I grew up wanting to not disrupt people. Sadly, I remain a people-pleaser.

I’m working on it. (so back off.) (darnit.)

But I’m learning lately that every voice really does matter—no matter what condescending tone your client or boss or the VP takes in today’s conversation. Even when she sighs and says “We’ve been over this,” know that if it bugs you, you need to bring it up. And the know-it-all in Purchasing doesn’t really know it all—he just sounds that way. So raise your point. If what you hear doesn’t sit well, say so and tell why. Reject verbal manipulation and say what you will. Be civil. But say it.

That inveterate letter-writer said to speak truth in love, and he was right (again). Each of us hears only what we want to hear most of the time. And it only gets worse over the years as our blinders sit more firmly over our eyes and ears. We don’t see or hear what we don’t know. We’re not even looking for it. But we need to hear it, and sometimes we desperately need to hear the big obvious thing everyone is trying hard to not say. Our words are most effective when they carry with them true care for another person. “True care” as opposed to the catty smites that characterize so many of our public forums.

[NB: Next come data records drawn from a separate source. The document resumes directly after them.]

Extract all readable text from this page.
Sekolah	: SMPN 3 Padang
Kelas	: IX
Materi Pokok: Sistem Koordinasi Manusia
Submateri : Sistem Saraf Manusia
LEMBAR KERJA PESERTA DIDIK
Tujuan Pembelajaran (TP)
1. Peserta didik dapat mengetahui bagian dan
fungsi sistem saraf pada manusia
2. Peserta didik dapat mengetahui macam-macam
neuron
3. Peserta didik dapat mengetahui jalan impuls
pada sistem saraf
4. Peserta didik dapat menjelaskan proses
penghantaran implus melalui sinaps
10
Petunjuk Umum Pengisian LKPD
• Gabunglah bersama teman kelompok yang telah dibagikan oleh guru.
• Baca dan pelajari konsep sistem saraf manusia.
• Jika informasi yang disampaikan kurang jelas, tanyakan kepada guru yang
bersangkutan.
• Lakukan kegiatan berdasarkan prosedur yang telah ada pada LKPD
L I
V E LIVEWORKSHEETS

Say it because your conversation partner will get over it. Or not. It is true that sometimes our words can end friendships—but that is less likely when our words also communicate care.

And beyond our need to hear from outside ourselves, a lot of critical human work gets done within the moving parts of a conversation: affirmation, understanding, self-understanding, mutual-understanding, reframing a situation, brand new ways of looking at things. That list is long.

But none of that happens if we don’t say what we are thinking. So stop worrying about disrupting the day of the self-important windbag. Much bigger things are at stake.